However, in 1987, significant progress was made when Anthonisen et al. [22] used a graded definition of exacerbations in a trial of antibiotics for COPD exacerbations. This definition contained objective criteria that could be used in other studies and enabled some quantification of individual components. These exacerbations were described by major and minor symptoms and somewhat arbitrarily graded by type. Type 1 was characterised by increased dyspnoea, sputum volume and sputum purulence; type 2 when two of these symptoms were present; and type 3 when one of the three major symptoms was present in addition to at least one of either an upper respiratory infection within the past 5 days, fever without other cause, increased wheezing or cough, or an increase in respiratory rate or heart rate by 20% as compared with baseline. Despite the appeal of these objective features, and their subsequent use in many clinical studies, they were not derived from a database or case series describing individual characteristics or patterns of exacerbation. They describe symptoms, but do not relate to the underlying pathophysiology or the likely evolution of the exacerbation.
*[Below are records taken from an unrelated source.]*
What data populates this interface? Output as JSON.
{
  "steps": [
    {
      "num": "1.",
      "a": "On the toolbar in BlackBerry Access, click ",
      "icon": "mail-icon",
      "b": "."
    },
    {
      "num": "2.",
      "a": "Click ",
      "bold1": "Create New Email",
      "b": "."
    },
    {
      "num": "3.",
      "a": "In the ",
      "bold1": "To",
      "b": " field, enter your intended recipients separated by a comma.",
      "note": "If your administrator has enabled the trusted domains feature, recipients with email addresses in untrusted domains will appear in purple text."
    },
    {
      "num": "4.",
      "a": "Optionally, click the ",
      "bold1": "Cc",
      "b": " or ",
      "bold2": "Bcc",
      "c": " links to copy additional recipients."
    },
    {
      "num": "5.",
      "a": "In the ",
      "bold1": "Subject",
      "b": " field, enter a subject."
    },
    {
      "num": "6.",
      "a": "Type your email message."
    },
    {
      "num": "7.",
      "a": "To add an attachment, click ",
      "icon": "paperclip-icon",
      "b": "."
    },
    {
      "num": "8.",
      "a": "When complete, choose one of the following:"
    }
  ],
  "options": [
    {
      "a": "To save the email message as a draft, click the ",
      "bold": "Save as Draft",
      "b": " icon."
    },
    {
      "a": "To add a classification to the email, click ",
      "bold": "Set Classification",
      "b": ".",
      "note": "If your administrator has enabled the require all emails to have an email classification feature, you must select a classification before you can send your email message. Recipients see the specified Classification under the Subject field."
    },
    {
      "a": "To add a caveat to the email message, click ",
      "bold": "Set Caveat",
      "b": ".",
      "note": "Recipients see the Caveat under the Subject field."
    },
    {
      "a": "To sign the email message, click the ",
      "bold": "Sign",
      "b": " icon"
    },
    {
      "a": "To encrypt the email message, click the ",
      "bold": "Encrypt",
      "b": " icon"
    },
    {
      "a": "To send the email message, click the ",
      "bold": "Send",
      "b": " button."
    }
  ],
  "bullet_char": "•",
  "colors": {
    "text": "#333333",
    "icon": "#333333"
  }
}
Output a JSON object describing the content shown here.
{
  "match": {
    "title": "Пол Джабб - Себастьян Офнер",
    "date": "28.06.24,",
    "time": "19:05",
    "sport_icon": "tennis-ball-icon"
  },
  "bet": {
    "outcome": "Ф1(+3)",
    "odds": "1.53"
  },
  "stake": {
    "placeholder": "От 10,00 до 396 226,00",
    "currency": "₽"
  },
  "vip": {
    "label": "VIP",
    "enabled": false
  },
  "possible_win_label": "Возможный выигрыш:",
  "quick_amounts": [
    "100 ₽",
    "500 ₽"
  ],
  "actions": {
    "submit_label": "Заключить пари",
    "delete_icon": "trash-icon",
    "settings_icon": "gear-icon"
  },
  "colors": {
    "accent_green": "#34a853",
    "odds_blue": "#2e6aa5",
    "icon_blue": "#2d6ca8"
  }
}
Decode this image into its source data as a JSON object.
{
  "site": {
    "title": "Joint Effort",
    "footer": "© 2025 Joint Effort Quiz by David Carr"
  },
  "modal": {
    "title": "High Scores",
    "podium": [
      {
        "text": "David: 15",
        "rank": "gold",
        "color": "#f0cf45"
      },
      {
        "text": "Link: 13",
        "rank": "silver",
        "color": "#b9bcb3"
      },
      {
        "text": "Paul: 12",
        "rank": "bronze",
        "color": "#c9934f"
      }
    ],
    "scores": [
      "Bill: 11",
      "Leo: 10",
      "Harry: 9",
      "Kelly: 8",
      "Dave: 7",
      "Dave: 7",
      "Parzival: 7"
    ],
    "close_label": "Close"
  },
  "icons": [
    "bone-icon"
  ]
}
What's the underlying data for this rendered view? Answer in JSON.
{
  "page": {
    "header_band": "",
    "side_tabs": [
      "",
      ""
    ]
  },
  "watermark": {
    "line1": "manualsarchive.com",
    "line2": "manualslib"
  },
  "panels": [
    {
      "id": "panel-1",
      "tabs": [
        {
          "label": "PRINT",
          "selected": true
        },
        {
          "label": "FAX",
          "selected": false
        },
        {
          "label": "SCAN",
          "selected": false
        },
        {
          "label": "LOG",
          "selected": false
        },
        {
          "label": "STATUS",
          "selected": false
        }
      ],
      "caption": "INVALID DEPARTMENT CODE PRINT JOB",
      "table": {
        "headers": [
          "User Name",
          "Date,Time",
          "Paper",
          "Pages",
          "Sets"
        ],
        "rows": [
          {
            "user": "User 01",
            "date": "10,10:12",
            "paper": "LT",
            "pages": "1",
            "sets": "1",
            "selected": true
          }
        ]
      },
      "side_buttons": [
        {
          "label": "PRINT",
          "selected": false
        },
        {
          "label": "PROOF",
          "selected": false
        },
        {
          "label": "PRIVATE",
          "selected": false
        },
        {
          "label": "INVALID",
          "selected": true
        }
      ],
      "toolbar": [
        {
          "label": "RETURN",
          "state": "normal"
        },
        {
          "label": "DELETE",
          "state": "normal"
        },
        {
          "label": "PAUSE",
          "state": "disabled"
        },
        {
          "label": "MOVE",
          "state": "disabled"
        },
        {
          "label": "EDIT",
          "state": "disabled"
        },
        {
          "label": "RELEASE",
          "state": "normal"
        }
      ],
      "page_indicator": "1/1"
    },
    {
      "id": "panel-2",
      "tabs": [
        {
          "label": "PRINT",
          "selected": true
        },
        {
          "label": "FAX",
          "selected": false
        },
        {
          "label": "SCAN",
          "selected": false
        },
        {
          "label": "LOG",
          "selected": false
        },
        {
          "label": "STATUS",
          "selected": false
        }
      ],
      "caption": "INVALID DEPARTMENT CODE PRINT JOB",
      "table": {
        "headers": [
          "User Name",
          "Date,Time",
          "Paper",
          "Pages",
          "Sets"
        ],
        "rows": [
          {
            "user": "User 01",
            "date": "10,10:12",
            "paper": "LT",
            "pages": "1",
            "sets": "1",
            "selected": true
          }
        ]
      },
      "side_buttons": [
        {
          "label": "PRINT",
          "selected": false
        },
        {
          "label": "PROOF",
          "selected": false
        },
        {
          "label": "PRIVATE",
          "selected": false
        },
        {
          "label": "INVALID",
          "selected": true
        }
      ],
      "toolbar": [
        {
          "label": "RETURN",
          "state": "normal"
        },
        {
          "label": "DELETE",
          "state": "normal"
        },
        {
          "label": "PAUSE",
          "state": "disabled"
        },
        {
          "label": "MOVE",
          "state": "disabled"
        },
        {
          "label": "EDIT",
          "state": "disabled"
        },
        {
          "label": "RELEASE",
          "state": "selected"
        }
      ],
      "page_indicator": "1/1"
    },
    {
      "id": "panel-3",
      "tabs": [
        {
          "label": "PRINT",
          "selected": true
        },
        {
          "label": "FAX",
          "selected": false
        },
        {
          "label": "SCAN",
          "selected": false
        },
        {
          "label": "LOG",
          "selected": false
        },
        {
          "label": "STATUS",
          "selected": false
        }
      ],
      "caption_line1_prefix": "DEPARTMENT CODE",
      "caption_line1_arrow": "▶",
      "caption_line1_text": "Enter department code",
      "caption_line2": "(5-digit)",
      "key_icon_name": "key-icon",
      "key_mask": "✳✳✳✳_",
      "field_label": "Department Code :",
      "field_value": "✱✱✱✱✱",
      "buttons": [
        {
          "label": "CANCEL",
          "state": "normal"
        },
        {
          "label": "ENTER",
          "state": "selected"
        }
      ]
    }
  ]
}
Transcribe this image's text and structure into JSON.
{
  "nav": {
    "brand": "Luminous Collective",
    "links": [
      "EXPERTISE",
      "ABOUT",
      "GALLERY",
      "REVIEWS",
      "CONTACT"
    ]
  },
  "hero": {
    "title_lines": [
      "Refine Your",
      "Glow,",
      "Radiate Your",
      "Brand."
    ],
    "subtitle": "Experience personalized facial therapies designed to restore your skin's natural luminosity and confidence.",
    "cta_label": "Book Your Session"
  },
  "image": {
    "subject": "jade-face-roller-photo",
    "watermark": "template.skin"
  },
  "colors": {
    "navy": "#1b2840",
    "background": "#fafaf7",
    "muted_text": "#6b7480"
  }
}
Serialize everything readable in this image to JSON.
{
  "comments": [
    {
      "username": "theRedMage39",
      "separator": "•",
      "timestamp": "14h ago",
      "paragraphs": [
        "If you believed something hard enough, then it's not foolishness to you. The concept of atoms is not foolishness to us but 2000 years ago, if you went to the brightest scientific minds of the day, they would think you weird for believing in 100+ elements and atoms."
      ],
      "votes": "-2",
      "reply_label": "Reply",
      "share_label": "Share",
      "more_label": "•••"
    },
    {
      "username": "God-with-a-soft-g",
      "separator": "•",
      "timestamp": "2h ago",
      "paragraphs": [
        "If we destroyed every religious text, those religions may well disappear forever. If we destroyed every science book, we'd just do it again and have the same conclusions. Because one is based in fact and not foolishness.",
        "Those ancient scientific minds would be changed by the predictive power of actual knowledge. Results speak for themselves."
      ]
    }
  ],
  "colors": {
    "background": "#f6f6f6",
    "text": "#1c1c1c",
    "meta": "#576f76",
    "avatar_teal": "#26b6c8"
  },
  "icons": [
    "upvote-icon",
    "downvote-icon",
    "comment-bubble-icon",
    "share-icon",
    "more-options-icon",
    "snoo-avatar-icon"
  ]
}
Exacerbations were still variably described in the literature and in small clinical trials prior to a definition proposed in 2000 by Rodriguez-Roisin [39] in a paper summarising an expert workshop that reached a consensus definition for use in trials and studies. This definition describes an exacerbation as “a sustained worsening of the patient's condition from the stable state and beyond normal day to day variations, that is acute in onset and necessitates change in regular medication in a patient with underlying COPD” [39]. This was a pivotal moment in defining exacerbations, as it introduced a standardised definition for counting exacerbations, was a realistic definition for clinical trials and aligned with clinical care. Although the requirement for symptom worsening limits its use for identifying exacerbations in databases and routinely collected healthcare data, the inclusion of medication change could be used as a surrogate marker if associated with a healthcare visit.

Subsequent to this, many studies incorporated versions of these symptom descriptors, particularly emphasising worsening of respiratory symptoms that required treatment with oral corticosteroids or antibiotics or both, as judged by the attending clinician. Dyspnoea became the major, dominant symptom, based on evidence from studies that clearly highlighted its importance to patients and as a trigger for initiating greater intensity of treatment and seeking medical care.

The rationale behind each component of the definition by Rodriguez-Roisin [39] is explained in the paper, which succinctly summarises the subsequent challenges. 20 years of experience has made investigators, epidemiologists and clinicians well aware of its strengths and weaknesses, and it is now worth revisiting this definition, and looking at potential refinements that would add to its utility while not reducing its capacity to be applied in many different contexts. I will address each of these in the light of the experience gained by investigators as they implemented it in many different clinical trials, observational studies and database analyses.

Dissecting the definition

Sustained worsening from the stable state

Rodriguez-Roisin [39] suggests “The terminology, worsening of the patient's condition, is relatively imprecise because of the absence of established clinical markers, signs, or symptoms”.

Sustained worsening of the stable state

Most patients find it difficult to identify the very early stages of an exacerbation and to distinguish their increased symptoms from day-to-day variability. This has several immediate consequences for patients, regarding commencing treatment [40] and achieving the best possible outcomes [41]. Under-recognition of exacerbations is a concern [41, 42], in that these events may lead to worse outcomes, specifically longer duration, poorer quality of life and increased risk of hospitalisation [43, 44], but
over-reporting can also occur (events that are identified by patients as an exacerbation but are not accompanied by symptom change in diary
cards [44], or do not result in healthcare contact or change of treatment [42]). In most studies, unreported exacerbations have less intense and often fewer symptoms [43] and appear to be milder events [40] even though they have a cumulative impact on health status [41, 44]. Whether in a clinical trial or through routinely collected data, worsening of the stable state is limited by its dependence on patient recognition, which it is well established can result in both over- [45] and undercounting [46]. Compared with reported exacerbations, unreported exacerbations usually show a lower median number of key symptoms, less worsening for each key symptom, and a significantly lower proportion of exacerbations with two and three key symptoms. Conversely, more unreported exacerbations (83.3%) than reported exacerbations (28.8%) exhibited a single worsening symptom.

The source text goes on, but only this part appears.